ECLI:NL:CRVB:2013:BZ7290
Centrale Raad van Beroep
- Hoger beroep
- Rechtspraak.nl
Terugvordering bijstand en intrekking van bijstandsbesluiten wegens schending inlichtingenverplichting
In deze zaak heeft de Centrale Raad van Beroep op 16 april 2013 uitspraak gedaan in hoger beroep tegen de rechtbank Amsterdam. De appellant, [A. te B.], had hoger beroep ingesteld tegen de besluiten van het college van burgemeester en wethouders van Amsterdam, die de bijstand van appellant en zijn echtgenote had ingetrokken en de gemaakte kosten van bijstand had teruggevorderd.

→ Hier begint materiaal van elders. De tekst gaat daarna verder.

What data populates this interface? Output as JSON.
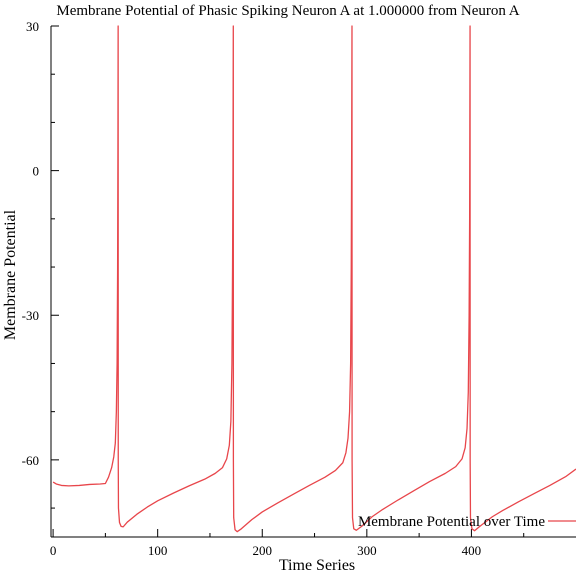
{
  "chart_data": {
    "type": "line",
    "title": "Membrane Potential of Phasic Spiking Neuron A at 1.000000 from Neuron A",
    "xlabel": "Time Series",
    "ylabel": "Membrane Potential",
    "xlim": [
      -2,
      500
    ],
    "ylim": [
      -76,
      30
    ],
    "x_ticks": [
      0,
      100,
      200,
      300,
      400
    ],
    "y_ticks": [
      30,
      0,
      -30,
      -60
    ],
    "grid": false,
    "legend_position": "bottom-right",
    "series": [
      {
        "name": "Membrane Potential over Time",
        "color": "#e8464b",
        "points": [
          [
            0,
            -64.6
          ],
          [
            3,
            -65.0
          ],
          [
            8,
            -65.3
          ],
          [
            15,
            -65.4
          ],
          [
            25,
            -65.3
          ],
          [
            35,
            -65.1
          ],
          [
            45,
            -65.0
          ],
          [
            50,
            -64.9
          ],
          [
            53,
            -63.6
          ],
          [
            56,
            -61.6
          ],
          [
            58,
            -59.4
          ],
          [
            59.5,
            -56.5
          ],
          [
            60.5,
            -50
          ],
          [
            61.2,
            -40
          ],
          [
            61.7,
            -20
          ],
          [
            62.0,
            5
          ],
          [
            62.2,
            30
          ],
          [
            62.3,
            -60
          ],
          [
            62.5,
            -70
          ],
          [
            63.5,
            -73.0
          ],
          [
            65,
            -73.8
          ],
          [
            67,
            -73.9
          ],
          [
            71,
            -72.9
          ],
          [
            80,
            -71.3
          ],
          [
            90,
            -69.8
          ],
          [
            100,
            -68.5
          ],
          [
            115,
            -66.9
          ],
          [
            130,
            -65.4
          ],
          [
            145,
            -64.0
          ],
          [
            155,
            -62.8
          ],
          [
            162,
            -61.6
          ],
          [
            166,
            -59.8
          ],
          [
            168.5,
            -57.0
          ],
          [
            170,
            -52
          ],
          [
            171,
            -40
          ],
          [
            171.6,
            -20
          ],
          [
            172.0,
            0
          ],
          [
            172.3,
            30
          ],
          [
            172.4,
            -60
          ],
          [
            172.7,
            -72
          ],
          [
            174,
            -74.5
          ],
          [
            176,
            -74.9
          ],
          [
            180,
            -74.3
          ],
          [
            190,
            -72.4
          ],
          [
            200,
            -70.8
          ],
          [
            215,
            -68.9
          ],
          [
            230,
            -67.1
          ],
          [
            245,
            -65.3
          ],
          [
            260,
            -63.6
          ],
          [
            270,
            -62.2
          ],
          [
            277,
            -60.6
          ],
          [
            280,
            -58.5
          ],
          [
            282,
            -55.5
          ],
          [
            283.5,
            -50
          ],
          [
            284.5,
            -40
          ],
          [
            285.1,
            -20
          ],
          [
            285.5,
            5
          ],
          [
            285.8,
            30
          ],
          [
            285.9,
            -60
          ],
          [
            286.3,
            -72
          ],
          [
            287.5,
            -74.3
          ],
          [
            290,
            -74.6
          ],
          [
            295,
            -73.8
          ],
          [
            305,
            -71.8
          ],
          [
            315,
            -70.3
          ],
          [
            330,
            -68.3
          ],
          [
            345,
            -66.4
          ],
          [
            360,
            -64.5
          ],
          [
            375,
            -62.8
          ],
          [
            385,
            -61.4
          ],
          [
            391,
            -59.8
          ],
          [
            394,
            -57.5
          ],
          [
            395.8,
            -53.5
          ],
          [
            397,
            -46
          ],
          [
            397.8,
            -30
          ],
          [
            398.3,
            -10
          ],
          [
            398.7,
            30
          ],
          [
            398.8,
            -60
          ],
          [
            399.1,
            -72
          ],
          [
            400.5,
            -74.3
          ],
          [
            403,
            -74.7
          ],
          [
            408,
            -73.8
          ],
          [
            420,
            -71.8
          ],
          [
            430,
            -70.5
          ],
          [
            445,
            -68.7
          ],
          [
            460,
            -67.0
          ],
          [
            475,
            -65.3
          ],
          [
            490,
            -63.5
          ],
          [
            500,
            -61.9
          ]
        ]
      }
    ]
  }
}
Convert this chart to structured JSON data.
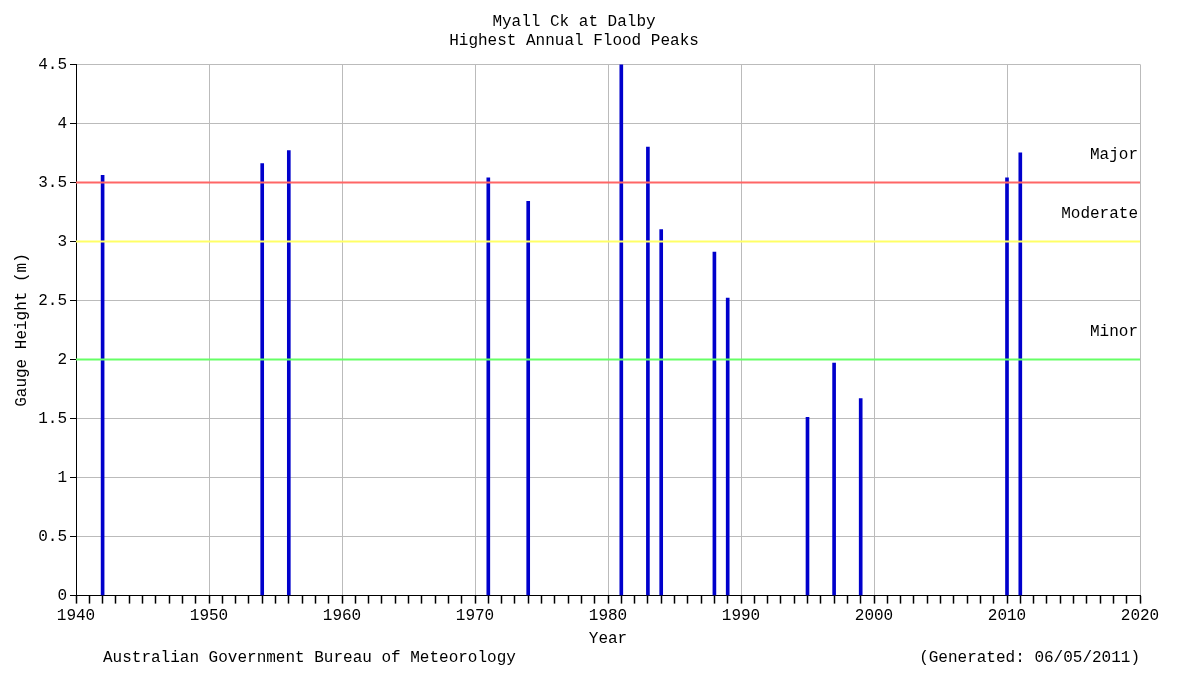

De intrekking van de bijstand was gebaseerd op een melding dat appellant en zijn echtgenote jarenlang zwart werkten als schoonmakers. De sociale recherche voerde een uitgebreid onderzoek uit, inclusief dossieronderzoek, observaties, en verhoren, wat leidde tot de conclusie dat appellant en zijn echtgenote hun inlichtingenverplichting hadden geschonden door geen melding te maken van hun werkzaamheden.
De Raad bevestigde dat de besluiten van het college in rechte onaantastbaar waren geworden en dat de hoogte van de inkomsten oncontroleerbaar was door het ontbreken van een deugdelijke administratie. De Raad oordeelde dat de gedingstukken voldoende bewijs boden voor de stelling van het college dat appellant en zijn echtgenote vanaf 1 januari 1998 inkomsten uit hun werkzaamheden hadden genoten. De Raad concludeerde dat er geen recht op bijstand meer kon worden vastgesteld en dat de terugvordering van de bijstandsuitkeringen gerechtvaardigd was.
De uitspraak benadrukt het belang van het naleven van de inlichtingenverplichting door bijstandsontvangers en de gevolgen van het niet voldoen aan deze verplichting. De Centrale Raad van Beroep bevestigde de eerdere uitspraak van de rechtbank en verklaarde het hoger beroep van appellant ongegrond.